A true reversal would be when preconditions are derived from postconditions.

> Recall that all pure functions over finite types can be implemented as tables. A table lookup is O(1). No time.

That's different logic, and algorithmic complexity is time.
August 12, 2014
On Tuesday, 12 August 2014 at 08:07:01 UTC, Kagamin wrote:
> A true reversal would be when preconditions are derived from postconditions.

That's how you conduct a proof…

>> Recall that all pure functions over finite types can be implemented as tables. A table lookup is O(1). No time.
>
> That's different logic, and algorithmic complexity is time.

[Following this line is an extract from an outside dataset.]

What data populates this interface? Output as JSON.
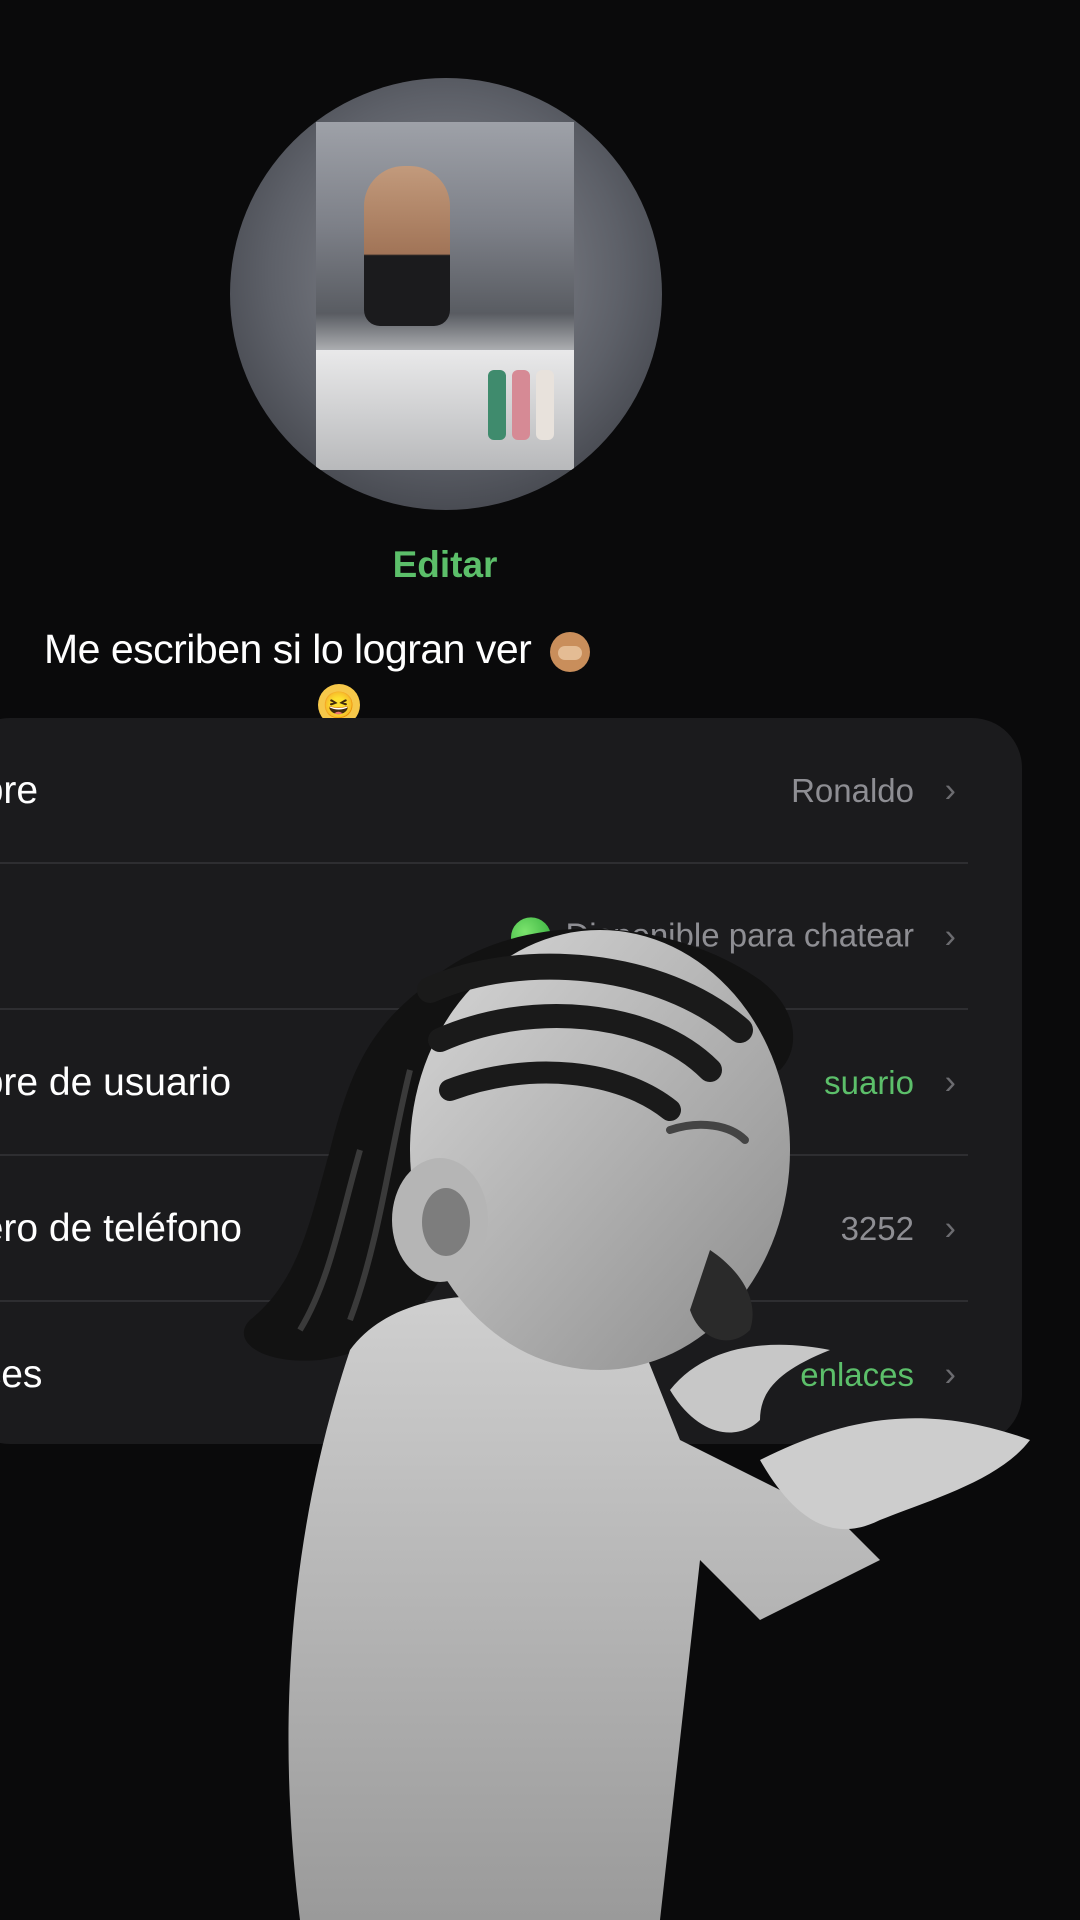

Not at all. You can create a boolean expression for every bit of output and evaluate it only using NAND gates (or NOR). Not practical, but doable…
August 12, 2014
On Tuesday, 12 August 2014 at 09:17:54 UTC, Ola Fosheim Grøstad wrote:
> On Tuesday, 12 August 2014 at 08:07:01 UTC, Kagamin wrote:
>> A true reversal would be when preconditions are derived from postconditions.
>
> That's how you conduct a proof…

A proof usually flows from causes to consequences, the reverse (induction) is ambiguous. Ordering is more fundamental: you can define or redefine it, but it will remain, one can't think outside of this formalism.

> Not at all. You can create a boolean expression for every bit of output and evaluate it only using NAND gates (or NOR). Not practical, but doable…

Mathematics is pretty aware of differences between algorithms, and proving their equivalence is non-trivial.
August 13, 2014
On Tuesday, 12 August 2014 at 14:43:23 UTC, Kagamin wrote:
> A proof usually flows from causes to consequences, the reverse (induction) is ambiguous.

If a deterministic imperative program is ambigious then there is something wrong. So no, ambiguity is not the problem. The size if the search space is. The preconditions are "the ambiguity" which the theorem prover try to find...

> Ordering is more fundamental: you can define or redefine it, but it will remain, one can't think outside of this formalism.

Explain.

>> Not at all. You can create a boolean expression for every bit of output and evaluate it only using NAND gates (or NOR). Not practical, but doable…
>
> Mathematics is pretty aware of differences between algorithms, and proving their equivalence is non-trivial.

Define non-trivial. We were talking about the nature of finite computations. They are all trivial. Algorithms are just compression of space.